If it matters, I'm using MySQL. Any help would be greatly-appreciated.
Edit: I should've made clear why I need more than one database in the first place, my apologies.
Essentially, it's going to be a private calendar(of sorts) system for businesses. Because of that, there will be an 'owner' of each database and all employees of that person will be utilising their employer's database.
If you need to create a new database for each user, I'd suggest radically rethinking your approach to the problem.
Very few problems require going that far.
For a booking system, for instance, I would imagine you would need one database with the following tables:
A user table with the user information for each user
A hotel table (if it's hotel booking, substitute what you need) with information on the hotels-
A booking table that links each booking to a user, a hotel and a time.
Edit:
An example of a problem for which it would be suited would be a meta-booking system; as in a system where you could set up a booking system for your own site or whatever.
If that is what you need, ignore this.
Find something unique about the user, like its username, and prefix the new database name with it. You can concatenate the number of databases already assigned to that user when creating a new one, so for example my first database would be inerte_0, my second one, inerte_1. Don't forget to sanitize whatever you'll use to prefix the database name to check if it's actually composed of allowed characters in Mysql's database names!

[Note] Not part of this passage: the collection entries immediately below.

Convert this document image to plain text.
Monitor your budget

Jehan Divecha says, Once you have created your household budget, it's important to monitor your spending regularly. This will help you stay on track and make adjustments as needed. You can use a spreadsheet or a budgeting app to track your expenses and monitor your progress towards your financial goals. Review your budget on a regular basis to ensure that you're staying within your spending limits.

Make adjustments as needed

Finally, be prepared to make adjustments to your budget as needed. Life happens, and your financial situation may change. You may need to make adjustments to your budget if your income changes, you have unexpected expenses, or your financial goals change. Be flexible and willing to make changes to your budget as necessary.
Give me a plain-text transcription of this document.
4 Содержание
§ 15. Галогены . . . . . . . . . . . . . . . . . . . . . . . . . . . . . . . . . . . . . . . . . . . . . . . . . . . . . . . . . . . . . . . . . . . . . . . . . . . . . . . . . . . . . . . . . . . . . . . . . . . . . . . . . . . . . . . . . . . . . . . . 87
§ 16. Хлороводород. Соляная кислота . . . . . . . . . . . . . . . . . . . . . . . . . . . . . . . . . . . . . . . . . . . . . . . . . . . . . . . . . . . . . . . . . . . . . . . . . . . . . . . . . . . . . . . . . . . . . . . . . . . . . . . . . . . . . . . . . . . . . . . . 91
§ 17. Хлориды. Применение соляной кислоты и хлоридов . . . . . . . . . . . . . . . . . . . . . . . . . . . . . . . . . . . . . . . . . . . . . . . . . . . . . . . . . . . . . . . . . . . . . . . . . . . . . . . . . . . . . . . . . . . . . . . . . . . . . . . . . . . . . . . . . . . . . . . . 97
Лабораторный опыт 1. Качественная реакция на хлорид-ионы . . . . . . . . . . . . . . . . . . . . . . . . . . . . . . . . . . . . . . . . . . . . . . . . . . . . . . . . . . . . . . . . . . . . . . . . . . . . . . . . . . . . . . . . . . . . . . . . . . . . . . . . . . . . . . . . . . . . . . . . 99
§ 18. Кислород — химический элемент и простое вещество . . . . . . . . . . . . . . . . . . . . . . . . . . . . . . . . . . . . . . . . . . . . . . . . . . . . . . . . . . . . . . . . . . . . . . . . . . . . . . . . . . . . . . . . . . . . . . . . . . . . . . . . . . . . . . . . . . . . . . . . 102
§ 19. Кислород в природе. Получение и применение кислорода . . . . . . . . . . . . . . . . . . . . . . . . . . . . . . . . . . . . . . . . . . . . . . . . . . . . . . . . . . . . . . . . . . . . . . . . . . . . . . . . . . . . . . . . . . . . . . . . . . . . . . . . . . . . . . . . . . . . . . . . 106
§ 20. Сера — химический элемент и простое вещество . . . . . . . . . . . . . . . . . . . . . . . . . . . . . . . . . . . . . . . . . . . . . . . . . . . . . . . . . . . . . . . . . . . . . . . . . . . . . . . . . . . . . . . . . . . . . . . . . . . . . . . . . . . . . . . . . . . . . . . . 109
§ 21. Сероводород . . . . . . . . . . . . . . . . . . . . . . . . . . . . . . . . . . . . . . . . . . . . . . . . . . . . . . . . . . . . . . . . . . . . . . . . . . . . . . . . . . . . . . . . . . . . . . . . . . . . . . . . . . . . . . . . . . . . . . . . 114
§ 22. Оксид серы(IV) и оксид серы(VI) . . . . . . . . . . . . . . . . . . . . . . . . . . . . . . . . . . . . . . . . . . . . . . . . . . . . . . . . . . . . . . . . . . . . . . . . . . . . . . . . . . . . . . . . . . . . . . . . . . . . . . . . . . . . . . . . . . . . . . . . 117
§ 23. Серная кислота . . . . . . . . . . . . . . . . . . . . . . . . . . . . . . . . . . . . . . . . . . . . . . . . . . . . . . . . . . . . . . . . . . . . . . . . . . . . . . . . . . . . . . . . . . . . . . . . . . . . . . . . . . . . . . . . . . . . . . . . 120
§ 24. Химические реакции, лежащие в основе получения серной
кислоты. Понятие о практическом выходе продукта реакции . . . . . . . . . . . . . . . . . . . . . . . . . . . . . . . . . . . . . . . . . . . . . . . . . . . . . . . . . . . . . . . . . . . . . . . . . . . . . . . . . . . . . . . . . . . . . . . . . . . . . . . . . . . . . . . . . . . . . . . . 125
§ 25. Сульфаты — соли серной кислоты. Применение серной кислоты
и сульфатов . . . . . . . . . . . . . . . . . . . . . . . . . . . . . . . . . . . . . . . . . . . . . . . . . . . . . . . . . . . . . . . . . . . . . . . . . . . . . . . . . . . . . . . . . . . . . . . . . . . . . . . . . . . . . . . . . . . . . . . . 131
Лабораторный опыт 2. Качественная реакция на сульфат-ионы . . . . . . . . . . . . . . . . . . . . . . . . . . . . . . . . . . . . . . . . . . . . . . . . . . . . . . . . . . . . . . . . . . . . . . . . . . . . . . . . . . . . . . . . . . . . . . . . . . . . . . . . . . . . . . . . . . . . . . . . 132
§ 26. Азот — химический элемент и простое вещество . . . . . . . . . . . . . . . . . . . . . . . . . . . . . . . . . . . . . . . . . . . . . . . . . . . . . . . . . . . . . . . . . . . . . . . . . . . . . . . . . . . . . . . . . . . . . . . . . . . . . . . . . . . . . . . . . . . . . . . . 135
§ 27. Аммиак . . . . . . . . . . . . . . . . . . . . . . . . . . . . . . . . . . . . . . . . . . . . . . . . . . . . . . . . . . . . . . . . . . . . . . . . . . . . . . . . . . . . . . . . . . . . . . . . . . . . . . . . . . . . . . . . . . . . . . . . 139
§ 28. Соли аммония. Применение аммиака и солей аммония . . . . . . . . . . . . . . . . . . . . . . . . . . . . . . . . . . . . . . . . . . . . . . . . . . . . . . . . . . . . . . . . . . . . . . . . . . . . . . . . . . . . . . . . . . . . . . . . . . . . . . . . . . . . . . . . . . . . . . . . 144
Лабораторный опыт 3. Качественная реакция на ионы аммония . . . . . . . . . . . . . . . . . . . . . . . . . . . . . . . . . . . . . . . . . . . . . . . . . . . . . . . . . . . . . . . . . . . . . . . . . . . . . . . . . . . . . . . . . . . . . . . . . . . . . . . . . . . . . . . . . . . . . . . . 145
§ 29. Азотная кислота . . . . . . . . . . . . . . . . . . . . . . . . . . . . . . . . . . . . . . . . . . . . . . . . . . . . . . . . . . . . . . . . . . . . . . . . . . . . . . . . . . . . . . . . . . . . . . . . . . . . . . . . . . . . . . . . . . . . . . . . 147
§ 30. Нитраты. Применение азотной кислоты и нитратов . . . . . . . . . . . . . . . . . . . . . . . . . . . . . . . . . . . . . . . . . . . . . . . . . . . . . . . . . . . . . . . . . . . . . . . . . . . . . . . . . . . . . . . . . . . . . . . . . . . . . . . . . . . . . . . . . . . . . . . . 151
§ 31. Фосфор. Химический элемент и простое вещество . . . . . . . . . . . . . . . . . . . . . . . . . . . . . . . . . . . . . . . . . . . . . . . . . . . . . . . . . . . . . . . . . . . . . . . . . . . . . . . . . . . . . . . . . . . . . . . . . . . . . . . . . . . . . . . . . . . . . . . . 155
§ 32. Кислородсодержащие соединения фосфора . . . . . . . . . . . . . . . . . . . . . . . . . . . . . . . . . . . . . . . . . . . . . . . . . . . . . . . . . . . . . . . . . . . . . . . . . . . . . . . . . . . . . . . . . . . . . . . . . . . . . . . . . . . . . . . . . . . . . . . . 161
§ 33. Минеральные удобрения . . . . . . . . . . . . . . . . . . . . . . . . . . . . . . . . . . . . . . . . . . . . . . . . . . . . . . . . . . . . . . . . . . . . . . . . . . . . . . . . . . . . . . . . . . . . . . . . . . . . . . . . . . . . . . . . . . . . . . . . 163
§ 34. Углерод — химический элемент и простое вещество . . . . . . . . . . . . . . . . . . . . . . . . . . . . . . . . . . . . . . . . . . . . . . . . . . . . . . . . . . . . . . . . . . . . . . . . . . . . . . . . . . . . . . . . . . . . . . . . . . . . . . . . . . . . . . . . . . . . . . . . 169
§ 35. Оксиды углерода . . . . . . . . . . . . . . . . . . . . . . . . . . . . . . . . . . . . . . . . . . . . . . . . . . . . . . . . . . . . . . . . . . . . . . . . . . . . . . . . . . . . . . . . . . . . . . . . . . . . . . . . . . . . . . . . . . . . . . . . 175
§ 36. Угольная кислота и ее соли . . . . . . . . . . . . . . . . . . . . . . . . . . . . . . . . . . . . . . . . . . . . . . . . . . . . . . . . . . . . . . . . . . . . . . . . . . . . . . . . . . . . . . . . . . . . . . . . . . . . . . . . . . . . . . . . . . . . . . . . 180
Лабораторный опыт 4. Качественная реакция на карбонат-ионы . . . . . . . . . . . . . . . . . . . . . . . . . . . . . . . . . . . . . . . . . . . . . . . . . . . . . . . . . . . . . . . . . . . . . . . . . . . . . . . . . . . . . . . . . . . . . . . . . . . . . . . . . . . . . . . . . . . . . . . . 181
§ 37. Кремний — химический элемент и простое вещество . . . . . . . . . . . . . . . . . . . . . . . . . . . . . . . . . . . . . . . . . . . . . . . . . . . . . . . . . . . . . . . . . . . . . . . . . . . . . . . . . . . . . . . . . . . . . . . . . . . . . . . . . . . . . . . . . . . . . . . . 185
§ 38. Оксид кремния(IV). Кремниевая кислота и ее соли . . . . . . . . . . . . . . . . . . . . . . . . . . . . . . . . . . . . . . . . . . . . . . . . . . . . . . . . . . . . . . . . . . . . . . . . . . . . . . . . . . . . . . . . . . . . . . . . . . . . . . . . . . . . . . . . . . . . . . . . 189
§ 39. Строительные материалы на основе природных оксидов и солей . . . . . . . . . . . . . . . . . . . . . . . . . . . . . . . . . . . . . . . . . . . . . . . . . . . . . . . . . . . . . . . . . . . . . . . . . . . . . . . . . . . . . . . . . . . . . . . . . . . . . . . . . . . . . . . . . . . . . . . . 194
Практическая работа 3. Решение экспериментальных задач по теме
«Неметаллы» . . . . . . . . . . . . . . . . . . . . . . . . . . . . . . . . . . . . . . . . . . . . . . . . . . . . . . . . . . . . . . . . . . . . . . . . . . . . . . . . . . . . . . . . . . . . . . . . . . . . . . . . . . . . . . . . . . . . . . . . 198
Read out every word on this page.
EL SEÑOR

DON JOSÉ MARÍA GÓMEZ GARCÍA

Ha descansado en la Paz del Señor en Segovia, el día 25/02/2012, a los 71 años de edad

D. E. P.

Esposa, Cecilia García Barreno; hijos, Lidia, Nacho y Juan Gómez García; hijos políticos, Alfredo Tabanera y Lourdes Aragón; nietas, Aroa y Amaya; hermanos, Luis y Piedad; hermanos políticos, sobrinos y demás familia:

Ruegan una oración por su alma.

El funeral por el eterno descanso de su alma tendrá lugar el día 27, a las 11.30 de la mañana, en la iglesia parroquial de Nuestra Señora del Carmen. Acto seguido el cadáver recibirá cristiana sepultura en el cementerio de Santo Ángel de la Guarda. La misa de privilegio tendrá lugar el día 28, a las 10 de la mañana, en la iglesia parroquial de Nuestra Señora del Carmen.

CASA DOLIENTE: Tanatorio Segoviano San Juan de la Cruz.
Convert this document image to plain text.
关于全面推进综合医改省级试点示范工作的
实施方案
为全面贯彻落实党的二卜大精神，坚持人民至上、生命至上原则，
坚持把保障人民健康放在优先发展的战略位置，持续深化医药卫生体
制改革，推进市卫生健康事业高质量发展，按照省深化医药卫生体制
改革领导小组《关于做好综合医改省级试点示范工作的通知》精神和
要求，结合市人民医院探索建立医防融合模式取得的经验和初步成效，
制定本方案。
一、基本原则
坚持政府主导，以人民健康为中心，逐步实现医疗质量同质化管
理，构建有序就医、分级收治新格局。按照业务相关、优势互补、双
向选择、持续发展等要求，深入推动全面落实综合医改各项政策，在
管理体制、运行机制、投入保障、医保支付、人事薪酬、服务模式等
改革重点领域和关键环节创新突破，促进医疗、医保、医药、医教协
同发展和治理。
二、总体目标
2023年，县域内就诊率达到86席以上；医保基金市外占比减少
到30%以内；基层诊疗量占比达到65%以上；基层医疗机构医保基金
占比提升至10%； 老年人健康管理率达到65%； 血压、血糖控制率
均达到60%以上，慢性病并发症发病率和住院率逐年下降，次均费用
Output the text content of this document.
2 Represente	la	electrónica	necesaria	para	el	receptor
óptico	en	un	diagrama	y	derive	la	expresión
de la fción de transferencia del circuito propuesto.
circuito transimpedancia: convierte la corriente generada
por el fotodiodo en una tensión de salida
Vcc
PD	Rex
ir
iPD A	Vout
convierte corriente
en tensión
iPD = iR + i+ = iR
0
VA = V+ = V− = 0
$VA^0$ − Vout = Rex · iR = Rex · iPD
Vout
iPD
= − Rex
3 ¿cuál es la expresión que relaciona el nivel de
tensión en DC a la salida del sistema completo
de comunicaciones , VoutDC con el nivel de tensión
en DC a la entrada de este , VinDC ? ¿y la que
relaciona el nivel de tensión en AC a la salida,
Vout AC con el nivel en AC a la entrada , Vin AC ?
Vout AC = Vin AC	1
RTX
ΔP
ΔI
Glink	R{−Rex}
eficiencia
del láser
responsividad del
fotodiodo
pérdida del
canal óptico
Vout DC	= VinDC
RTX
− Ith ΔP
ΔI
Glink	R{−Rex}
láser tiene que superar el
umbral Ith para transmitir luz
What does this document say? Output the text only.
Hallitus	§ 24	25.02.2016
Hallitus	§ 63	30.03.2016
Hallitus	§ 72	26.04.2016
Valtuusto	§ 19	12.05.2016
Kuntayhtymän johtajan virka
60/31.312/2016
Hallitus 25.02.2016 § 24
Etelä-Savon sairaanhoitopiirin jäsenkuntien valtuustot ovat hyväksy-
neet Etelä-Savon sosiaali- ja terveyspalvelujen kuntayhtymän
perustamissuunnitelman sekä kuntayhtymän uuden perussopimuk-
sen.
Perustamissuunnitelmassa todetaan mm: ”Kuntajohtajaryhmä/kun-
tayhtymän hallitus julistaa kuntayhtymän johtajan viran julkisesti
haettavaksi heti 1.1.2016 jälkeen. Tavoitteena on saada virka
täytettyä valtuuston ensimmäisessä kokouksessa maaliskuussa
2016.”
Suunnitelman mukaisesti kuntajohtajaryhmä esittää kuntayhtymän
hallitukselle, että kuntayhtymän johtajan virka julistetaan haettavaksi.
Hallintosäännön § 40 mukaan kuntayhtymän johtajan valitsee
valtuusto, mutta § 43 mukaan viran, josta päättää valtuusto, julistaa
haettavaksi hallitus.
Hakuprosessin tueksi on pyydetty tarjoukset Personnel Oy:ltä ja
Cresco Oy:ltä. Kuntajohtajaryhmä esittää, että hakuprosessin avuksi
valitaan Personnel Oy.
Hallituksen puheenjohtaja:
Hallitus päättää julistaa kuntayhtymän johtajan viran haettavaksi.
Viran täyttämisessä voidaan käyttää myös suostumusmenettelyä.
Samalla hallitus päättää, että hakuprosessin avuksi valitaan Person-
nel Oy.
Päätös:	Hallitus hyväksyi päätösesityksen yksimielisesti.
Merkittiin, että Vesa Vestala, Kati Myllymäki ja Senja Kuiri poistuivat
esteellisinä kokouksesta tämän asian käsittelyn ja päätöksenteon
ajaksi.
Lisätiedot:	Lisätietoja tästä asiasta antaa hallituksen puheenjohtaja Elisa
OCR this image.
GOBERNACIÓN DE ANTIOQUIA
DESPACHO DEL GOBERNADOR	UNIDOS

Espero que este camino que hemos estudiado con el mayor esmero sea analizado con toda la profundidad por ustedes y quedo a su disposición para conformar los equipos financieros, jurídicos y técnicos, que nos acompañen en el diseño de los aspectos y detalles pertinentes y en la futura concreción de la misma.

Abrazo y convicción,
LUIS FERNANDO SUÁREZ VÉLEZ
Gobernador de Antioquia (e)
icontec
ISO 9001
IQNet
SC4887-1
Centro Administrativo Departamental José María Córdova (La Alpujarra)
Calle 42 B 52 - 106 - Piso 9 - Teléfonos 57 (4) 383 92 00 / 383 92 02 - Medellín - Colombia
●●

This is certainly possible. You could, for example, call uniqid() and then check for an existing database by that name in case you happen upon a duplicate (though that's unlikely).
However, I'm extremely wary of your overall approach. In general, you should not have to create tables (excluding TEMPORARY tables) at runtime. Instead, you could put data for all organizations in a single database, but with a simple column to distinguish which records are associated with which users.
It sounds like you're using a centralized database to store some of the information - the database wherein the "main users table" you mention resides. You also mention that you can identify which client a user is associated with, which implies a clients table in that centralized database.
That clients table very likely has a primary key field. There is your unique identifier for each client's database. You can use that, or you can generate a hash of some sort using a combination of information from that row, something like:
$unique = md5( $client_id . $client_name . $date_created );
You can also make sure that the column holding the client database names is set to be unique.